His collaboration with the Swiss furniture manufacturer Dietiker in Stein am Rhein defined the arc of his career. The chair that emerged from this partnership, model 3300, went into serial production in 1971. Its defining feature was a patented screwless metal-to-wood connection: the chair legs join the seat via an aluminium console, originally sand-cast by hand and later produced through gravity die casting. The entire assembly relies on adhesion rather than hardware. Dietiker patented the construction in 1972, making it the company's first patented chair.
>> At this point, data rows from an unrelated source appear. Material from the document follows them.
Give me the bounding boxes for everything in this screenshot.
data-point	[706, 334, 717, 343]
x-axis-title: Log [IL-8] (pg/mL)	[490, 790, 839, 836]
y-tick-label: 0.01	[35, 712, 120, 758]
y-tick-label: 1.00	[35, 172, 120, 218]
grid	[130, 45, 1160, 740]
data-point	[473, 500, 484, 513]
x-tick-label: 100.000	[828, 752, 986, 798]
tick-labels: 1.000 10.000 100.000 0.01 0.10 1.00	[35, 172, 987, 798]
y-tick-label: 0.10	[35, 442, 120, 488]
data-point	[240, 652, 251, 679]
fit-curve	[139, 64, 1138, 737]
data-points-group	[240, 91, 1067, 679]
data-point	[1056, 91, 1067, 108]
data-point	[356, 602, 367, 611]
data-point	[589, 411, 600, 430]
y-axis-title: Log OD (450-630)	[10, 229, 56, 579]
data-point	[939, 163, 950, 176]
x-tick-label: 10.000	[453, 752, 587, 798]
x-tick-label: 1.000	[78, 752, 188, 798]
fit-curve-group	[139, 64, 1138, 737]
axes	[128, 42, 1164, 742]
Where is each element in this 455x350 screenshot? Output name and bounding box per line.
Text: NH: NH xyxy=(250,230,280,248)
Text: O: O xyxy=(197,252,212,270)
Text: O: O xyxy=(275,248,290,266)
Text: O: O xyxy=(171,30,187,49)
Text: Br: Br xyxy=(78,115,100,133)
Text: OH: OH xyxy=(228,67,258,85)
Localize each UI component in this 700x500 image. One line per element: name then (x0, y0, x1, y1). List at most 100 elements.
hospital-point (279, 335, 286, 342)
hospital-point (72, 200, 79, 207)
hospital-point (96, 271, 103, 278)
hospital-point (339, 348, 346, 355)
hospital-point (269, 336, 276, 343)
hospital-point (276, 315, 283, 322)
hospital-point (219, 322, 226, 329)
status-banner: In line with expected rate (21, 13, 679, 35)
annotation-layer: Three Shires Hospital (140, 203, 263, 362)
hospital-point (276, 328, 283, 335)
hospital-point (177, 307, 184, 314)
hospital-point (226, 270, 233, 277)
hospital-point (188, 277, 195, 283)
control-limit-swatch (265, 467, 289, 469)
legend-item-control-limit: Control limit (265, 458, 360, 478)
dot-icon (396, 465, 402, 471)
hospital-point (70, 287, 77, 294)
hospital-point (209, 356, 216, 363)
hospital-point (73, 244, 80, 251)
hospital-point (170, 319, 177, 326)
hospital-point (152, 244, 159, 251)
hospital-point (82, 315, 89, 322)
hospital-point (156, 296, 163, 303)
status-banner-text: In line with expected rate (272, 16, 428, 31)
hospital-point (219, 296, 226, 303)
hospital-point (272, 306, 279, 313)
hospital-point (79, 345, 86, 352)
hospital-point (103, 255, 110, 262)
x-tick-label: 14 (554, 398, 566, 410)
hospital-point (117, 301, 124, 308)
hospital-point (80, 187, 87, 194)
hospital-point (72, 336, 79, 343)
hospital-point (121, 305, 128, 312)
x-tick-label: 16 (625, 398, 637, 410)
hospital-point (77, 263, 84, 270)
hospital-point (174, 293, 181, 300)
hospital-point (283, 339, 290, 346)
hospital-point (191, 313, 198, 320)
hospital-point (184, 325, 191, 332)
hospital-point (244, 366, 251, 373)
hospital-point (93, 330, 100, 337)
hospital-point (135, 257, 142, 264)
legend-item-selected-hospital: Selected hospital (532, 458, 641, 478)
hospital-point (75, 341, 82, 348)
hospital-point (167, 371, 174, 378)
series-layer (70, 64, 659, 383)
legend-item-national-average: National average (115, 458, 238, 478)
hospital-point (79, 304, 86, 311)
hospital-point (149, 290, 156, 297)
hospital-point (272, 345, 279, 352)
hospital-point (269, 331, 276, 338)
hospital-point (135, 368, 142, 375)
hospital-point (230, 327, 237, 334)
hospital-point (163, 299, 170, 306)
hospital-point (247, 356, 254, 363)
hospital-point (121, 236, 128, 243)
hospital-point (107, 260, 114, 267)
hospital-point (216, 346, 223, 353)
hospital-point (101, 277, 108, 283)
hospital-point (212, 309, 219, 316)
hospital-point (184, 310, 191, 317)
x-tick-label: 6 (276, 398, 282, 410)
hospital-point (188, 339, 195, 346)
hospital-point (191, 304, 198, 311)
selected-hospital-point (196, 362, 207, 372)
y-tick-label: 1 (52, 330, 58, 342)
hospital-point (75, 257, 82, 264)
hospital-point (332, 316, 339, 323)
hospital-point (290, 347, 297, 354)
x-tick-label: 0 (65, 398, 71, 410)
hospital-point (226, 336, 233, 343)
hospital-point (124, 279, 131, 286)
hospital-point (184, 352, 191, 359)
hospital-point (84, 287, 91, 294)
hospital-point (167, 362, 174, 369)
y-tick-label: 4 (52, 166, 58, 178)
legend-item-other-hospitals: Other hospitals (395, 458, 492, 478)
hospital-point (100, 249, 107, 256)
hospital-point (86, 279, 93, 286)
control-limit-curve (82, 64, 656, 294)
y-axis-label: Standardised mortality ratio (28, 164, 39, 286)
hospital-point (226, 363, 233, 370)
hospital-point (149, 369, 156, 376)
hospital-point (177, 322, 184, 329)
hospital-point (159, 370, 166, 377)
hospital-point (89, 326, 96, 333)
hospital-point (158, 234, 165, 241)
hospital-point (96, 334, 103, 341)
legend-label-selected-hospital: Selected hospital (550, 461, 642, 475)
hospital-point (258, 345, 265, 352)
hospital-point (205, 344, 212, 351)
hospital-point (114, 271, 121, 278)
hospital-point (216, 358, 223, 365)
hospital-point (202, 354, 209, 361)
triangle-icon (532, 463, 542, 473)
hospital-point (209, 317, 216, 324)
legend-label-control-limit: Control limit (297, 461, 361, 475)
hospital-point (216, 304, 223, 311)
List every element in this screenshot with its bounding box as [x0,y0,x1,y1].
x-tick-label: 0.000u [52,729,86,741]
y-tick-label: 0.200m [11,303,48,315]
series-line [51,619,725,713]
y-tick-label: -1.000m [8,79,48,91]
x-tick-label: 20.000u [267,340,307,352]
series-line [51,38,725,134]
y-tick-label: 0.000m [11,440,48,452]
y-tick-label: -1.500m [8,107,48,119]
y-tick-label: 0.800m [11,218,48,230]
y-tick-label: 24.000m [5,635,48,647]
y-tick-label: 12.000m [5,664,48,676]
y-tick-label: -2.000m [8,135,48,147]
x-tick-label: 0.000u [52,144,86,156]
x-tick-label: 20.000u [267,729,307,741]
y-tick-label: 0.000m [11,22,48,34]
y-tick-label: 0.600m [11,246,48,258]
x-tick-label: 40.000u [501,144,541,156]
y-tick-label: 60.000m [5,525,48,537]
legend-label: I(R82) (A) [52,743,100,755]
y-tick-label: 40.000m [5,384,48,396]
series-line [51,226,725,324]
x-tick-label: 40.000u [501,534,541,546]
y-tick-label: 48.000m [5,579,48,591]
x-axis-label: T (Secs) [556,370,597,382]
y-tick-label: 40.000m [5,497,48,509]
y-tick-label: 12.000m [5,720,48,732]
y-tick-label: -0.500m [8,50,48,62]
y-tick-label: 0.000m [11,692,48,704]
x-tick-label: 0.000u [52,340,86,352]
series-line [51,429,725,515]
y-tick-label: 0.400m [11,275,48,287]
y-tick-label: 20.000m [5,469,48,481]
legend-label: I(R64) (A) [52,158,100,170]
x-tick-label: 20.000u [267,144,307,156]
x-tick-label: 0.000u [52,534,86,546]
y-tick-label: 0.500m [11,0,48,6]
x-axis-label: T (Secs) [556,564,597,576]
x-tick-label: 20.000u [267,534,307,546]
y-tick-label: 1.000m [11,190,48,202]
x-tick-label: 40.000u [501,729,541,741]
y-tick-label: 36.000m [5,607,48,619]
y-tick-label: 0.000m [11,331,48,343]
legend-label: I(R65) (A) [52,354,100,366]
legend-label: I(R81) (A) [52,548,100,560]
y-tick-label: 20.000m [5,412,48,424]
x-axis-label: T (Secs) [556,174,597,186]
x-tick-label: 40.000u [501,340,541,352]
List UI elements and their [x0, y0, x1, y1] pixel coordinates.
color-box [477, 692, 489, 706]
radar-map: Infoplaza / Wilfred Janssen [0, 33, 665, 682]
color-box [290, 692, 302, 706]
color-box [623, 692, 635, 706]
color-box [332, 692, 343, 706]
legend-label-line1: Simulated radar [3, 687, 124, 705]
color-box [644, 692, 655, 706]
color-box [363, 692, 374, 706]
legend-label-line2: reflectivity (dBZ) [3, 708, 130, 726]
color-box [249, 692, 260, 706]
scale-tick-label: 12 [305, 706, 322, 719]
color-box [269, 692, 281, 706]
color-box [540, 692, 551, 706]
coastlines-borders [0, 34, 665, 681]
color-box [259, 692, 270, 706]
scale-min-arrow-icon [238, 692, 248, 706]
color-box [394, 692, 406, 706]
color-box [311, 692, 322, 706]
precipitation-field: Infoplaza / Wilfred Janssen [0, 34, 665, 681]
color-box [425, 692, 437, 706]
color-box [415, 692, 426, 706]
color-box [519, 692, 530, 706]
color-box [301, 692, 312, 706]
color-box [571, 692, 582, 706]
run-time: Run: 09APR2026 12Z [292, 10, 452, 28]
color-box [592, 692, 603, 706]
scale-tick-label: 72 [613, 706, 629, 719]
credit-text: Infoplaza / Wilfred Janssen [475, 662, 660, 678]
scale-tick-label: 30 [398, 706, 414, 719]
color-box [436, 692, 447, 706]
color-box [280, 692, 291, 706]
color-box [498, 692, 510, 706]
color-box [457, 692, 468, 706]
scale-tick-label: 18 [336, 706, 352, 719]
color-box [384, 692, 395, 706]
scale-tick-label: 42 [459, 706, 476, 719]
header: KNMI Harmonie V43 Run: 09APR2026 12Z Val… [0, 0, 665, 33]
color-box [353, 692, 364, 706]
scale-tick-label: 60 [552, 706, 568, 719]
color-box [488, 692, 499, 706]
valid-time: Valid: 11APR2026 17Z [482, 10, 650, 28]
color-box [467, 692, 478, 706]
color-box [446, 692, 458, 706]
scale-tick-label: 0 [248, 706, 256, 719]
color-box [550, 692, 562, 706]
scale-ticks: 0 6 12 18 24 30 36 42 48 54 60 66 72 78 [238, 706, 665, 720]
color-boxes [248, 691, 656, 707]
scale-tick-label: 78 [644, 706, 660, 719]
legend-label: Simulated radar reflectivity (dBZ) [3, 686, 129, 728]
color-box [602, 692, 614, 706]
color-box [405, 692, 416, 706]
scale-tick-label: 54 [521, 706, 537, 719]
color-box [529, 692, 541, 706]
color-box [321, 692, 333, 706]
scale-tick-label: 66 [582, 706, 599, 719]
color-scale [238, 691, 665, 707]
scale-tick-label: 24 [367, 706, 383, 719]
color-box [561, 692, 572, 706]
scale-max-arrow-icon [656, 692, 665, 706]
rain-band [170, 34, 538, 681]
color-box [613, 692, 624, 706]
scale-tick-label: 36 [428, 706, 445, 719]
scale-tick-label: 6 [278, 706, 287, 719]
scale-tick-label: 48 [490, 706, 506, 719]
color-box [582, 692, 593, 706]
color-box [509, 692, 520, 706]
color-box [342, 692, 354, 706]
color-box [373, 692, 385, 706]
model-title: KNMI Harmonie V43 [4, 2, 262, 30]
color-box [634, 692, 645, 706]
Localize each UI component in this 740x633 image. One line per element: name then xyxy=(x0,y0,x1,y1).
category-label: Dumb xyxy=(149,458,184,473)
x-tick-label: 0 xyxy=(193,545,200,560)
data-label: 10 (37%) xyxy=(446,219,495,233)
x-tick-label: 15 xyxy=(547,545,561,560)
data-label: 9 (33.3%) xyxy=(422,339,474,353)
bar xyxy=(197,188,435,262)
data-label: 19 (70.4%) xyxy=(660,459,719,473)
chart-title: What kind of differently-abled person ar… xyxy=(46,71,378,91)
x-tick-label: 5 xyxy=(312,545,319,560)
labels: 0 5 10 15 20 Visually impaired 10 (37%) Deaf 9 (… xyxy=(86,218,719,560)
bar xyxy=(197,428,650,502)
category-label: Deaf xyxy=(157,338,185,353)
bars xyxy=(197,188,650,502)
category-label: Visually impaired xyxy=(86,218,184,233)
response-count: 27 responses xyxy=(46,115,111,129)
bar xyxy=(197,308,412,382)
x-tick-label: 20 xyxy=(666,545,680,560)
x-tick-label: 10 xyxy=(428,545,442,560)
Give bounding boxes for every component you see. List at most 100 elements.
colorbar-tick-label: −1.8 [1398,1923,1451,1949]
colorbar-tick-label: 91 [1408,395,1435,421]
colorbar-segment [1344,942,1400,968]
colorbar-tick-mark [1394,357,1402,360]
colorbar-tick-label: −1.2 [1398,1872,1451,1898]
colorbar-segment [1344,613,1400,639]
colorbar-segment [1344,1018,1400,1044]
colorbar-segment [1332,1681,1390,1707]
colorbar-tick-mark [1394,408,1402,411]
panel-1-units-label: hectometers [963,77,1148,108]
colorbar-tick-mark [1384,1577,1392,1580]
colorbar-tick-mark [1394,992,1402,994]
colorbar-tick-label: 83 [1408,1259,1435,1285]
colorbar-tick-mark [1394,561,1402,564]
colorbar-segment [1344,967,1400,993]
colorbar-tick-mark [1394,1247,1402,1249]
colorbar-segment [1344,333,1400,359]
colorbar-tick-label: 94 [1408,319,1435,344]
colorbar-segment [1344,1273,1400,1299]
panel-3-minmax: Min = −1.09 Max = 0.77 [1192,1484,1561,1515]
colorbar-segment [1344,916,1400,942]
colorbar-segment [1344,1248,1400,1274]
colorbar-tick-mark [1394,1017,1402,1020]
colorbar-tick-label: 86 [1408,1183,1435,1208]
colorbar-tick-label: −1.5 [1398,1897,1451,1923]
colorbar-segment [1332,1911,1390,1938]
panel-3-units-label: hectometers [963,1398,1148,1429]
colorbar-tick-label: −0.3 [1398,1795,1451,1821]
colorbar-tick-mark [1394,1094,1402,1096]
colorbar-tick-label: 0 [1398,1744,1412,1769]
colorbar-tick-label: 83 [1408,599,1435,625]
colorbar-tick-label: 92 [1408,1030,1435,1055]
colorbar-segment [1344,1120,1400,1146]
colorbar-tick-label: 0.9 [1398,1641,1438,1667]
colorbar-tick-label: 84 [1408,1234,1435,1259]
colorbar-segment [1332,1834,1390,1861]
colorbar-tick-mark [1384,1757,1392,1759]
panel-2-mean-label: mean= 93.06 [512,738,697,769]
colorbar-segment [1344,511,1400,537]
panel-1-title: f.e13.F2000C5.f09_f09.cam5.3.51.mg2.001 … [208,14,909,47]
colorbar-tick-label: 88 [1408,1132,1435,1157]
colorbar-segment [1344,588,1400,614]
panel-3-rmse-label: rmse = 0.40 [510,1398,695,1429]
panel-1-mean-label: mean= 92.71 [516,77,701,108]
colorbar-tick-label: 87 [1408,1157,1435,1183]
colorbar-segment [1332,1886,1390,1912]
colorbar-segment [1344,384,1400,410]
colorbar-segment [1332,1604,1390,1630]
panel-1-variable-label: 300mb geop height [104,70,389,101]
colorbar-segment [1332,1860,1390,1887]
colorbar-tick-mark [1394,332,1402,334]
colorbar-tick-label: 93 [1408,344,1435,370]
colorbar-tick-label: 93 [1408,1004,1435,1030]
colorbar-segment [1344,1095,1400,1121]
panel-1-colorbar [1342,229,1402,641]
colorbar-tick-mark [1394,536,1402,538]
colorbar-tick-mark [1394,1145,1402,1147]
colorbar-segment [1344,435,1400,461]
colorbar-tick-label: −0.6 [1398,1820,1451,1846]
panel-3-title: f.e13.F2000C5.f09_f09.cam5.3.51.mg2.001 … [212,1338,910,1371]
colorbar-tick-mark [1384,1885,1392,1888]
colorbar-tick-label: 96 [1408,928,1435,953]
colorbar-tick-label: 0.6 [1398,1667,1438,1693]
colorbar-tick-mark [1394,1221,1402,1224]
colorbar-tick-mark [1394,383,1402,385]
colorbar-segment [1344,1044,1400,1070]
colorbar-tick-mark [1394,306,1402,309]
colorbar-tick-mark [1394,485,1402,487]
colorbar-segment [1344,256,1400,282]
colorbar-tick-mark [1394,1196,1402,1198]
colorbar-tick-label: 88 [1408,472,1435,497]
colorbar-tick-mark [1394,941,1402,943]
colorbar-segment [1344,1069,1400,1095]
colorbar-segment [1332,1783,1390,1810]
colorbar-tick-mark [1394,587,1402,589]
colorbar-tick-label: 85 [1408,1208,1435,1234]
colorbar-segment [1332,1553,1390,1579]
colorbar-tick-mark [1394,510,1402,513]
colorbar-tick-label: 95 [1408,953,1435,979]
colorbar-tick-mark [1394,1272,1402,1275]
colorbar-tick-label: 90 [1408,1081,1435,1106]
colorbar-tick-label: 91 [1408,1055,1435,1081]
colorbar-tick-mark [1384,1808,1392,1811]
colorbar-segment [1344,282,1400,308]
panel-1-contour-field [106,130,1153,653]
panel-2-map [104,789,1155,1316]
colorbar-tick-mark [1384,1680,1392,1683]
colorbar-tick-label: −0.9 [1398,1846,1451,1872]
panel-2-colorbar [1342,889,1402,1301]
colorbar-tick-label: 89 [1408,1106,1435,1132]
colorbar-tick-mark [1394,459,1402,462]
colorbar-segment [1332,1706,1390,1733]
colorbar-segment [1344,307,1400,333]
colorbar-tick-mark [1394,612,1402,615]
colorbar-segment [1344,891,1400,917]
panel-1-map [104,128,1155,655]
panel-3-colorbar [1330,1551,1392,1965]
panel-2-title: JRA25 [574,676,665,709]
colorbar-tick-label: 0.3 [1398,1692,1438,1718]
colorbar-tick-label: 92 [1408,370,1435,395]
The Swiss Museum of Design in Zurich later called it the most successful piece of Swiss furniture of all time, with over 1.5 million units sold across five decades.
Parallel to his work with Dietiker, Rey designed chairs for the German manufacturer Kusch+Co between 1970 and 1979, including a range of stackable dining and armchairs in leather and beech. Together with designer Charles Polin, he developed additional pieces for Hiller Objektmobel and Plank GmbH, among others. He also worked outside furniture: Rey designed the control room interior for the Muhleberg Nuclear Power Plant in Canton Berne, and created outdoor planter systems in fibre cement for Eternit AG.
The Rey Chair's second life came in 2022, when HAY partnered with Dietiker to reissue the full collection in expanded dimensions and a range of new colours. The collaboration introduced the chair to a generation unfamiliar with its origins, while the original production method was preserved without alteration. Rey died in 2019, three years before the relaunch.
On the Nordic auction market, Bruno Rey's work appears almost entirely through Stockholms Auktionsverk's German branches in Dusseldorf/Neuss and Cologne, which together account for the large majority of his 32 indexed lots on Auctionist. Sets of Rey Chair 33 in stained beech dominate the listings, alongside occasional Kusch+Co dining tables from the 1970s. Top recorded prices for sets of three to four chairs have reached around 10,000-12,000 SEK, placing this work squarely in the accessible mid-century design bracket rather than the collectibles market.